By DOUG SHAVER
June 18, 2020
One of my favorite reads in recent years was Kathryn Schulz's Being Wrong: Adventures in the Margin of Error. Schulz is not as good a philosopher as she is a journalist, but it was mostly a fun read with mostly accurate reports of recent research on humanity's more or less universal cognitive biases. She is, at least in this field, better than the average science journalist (although that is a distressingly low bar these days).
She begins her first chapter with the rhetorical question,"Why is it so fun to be right?"—as if the answer were not too obvious to need explication. Credit where due, no answer to any question is right just because it's obvious. But if you're going to propose an unobvious answer, then you need to defend it, and I got the impression that she thinks there is no obvious answer, that her question presents a real mystery.
We like being right because we intuitively get it that being wrong can have nasty consequences. There are those in the modern world—or postmodern world, as some would call it—who deny this. We will ignore them for the time being. We want to be right for both utilitarian and ethical reasons. When we're wrong, we might fail to get something we want or lose something we value, or we might cause other people to suffer—sometimes a great many people. Schulz explains all this at some length but seems to wonder whether there might be something more to our aversion to error. It seems to me she's covered all the reasons we could ask for.
Of course she has to say something about the problem of distinguishing truth from error. This gets her into philosophy, and as a journalist she can do little more than report that philosophers have reached no real consensus of the issue. She clearly has some ideas of her own, but I could not discern much more than "I know the truth when I see it, but like everyone else, sometimes I'm wrong."
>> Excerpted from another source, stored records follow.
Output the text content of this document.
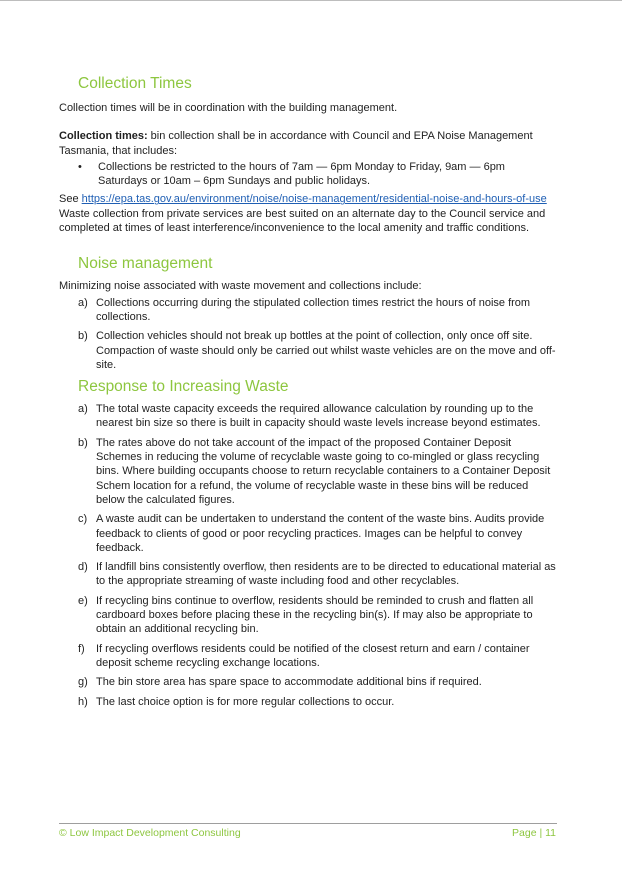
Collection Times

Collection times will be in coordination with the building management.

Collection times: bin collection shall be in accordance with Council and EPA Noise Management Tasmania, that includes:

• Collections be restricted to the hours of 7am — 6pm Monday to Friday, 9am — 6pm Saturdays or 10am – 6pm Sundays and public holidays.

See https://epa.tas.gov.au/environment/noise/noise-management/residential-noise-and-hours-of-use

Waste collection from private services are best suited on an alternate day to the Council service and completed at times of least interference/inconvenience to the local amenity and traffic conditions.

Noise management

Minimizing noise associated with waste movement and collections include:

a) Collections occurring during the stipulated collection times restrict the hours of noise from collections.
b) Collection vehicles should not break up bottles at the point of collection, only once off site. Compaction of waste should only be carried out whilst waste vehicles are on the move and off-site.
Response to Increasing Waste
a) The total waste capacity exceeds the required allowance calculation by rounding up to the nearest bin size so there is built in capacity should waste levels increase beyond estimates.
b) The rates above do not take account of the impact of the proposed Container Deposit Schemes in reducing the volume of recyclable waste going to co-mingled or glass recycling bins. Where building occupants choose to return recyclable containers to a Container Deposit Schem location for a refund, the volume of recyclable waste in these bins will be reduced below the calculated figures.
c) A waste audit can be undertaken to understand the content of the waste bins. Audits provide feedback to clients of good or poor recycling practices. Images can be helpful to convey feedback.
d) If landfill bins consistently overflow, then residents are to be directed to educational material as to the appropriate streaming of waste including food and other recyclables.
e) If recycling bins continue to overflow, residents should be reminded to crush and flatten all cardboard boxes before placing these in the recycling bin(s). If may also be appropriate to obtain an additional recycling bin.
f) If recycling overflows residents could be notified of the closest return and earn / container deposit scheme recycling exchange locations.
g) The bin store area has spare space to accommodate additional bins if required.
h) The last choice option is for more regular collections to occur.
© Low Impact Development Consulting	Page | 11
Much of her book consists of extended anecdotes—case studies, they might be called—about some people who discovered they were very wrong about some very important matters and about how they coped with that discovery. There is an unavoidable redemption motif to the stories. The forgiveness of our victims, even when we get it, doesn't count for much unless we can forgive ourselves. Schulz has much to say about the necessity of accepting our fallibility. But acceptance isn't the same as justification, and Schulz seems inclined to think we should actually be grateful for our susceptibility to error. And I was distressed to learn a few days ago that Neil deGrasse Tyson, of all people, seems to agree with her.
Their argument seems to go like this. Science achieves its progress by discovering its own errors and then correcting them. Therefore, without errors, there would be no scientific progress. But, scientific progress is a good thing, and therefore it is good that we make errors.
OK. Well, medicine is a good thing, but if we never got sick, we would never have invented medicine. Therefore, we should be grateful for sickness.
I don't see how either argument makes any more sense than the other. I cannot help remembering a certain religious apologetic for the existence of evil: our struggles against evil are character-developing, and so without evil, we would not have any strong character. Fine, but the only reason we need strong character is to fight against evil.
The only reason for the existence of modern science is our human fallibility. Science at its core is a set of methods for compensating for our cognitive errors. We would never have needed any science if we had been infallible to begin with. Of course the compensation never works perfectly, but no other method works at all. Error-correction is the glory of science, but to say that is not to glorify error, nor even to excuse it.
I will now be accused of something called scientism. (A few earlier comments on that subject are in my essay About scientism.) The intellectual woods are full of people who assure us that science doesn't have all the answers, that there are other ways of discovering truths. A variation is the claim that there are certain truths not discoverable by the scientific method. Let's assume there are. How do we know, when we've discovered any of them, that they actually are truths? I have seen all of those non-scientific (or shall we call them extra-scientific?) methods recommended by some very intelligent people. So far as I have seen, the verdict in every case is rendered by our feelings. There is a problem with that. As Schulz and many others have pointed out, being wrong feels exactly like being right.
This is not to say that our feelings are irrelevant. We have them, we need them, we cannot get rid of them, and we have to deal with them. But they cannot be the final arbiter of truth. Believing an error can feel wonderful, and while the truth can make us free, it often first makes us miserable.
Some people like to remind us that the truth always hurts. That is patent nonsense, and they must know it. They are sure that they believe certain truths, and believing those truths makes them feel just great. What they're really trying to say is that if we don't like what they're telling us, then it must be because they telling us the truth and we just don't want to hear it.
Could be. Maybe they are telling the truth, and maybe I don't want to hear it. Now, I can verify that I don't want to hear it. Introspection can tell me that much. But introspection won't tell me whether they're telling me the truth. Only their evidence can do that, if they have any. And if they don't have any evidence, then my feelings, as well as theirs, are beside the point.
What is especially beside the point is any feeling of infallibility. The only way we will avoid the coming war is for everyone to negotiate over their grievances, and people who think they cannot be wrong will not negotiate. They can always pretend to negotiate, though, which is why the thugs seem always to win in the short run.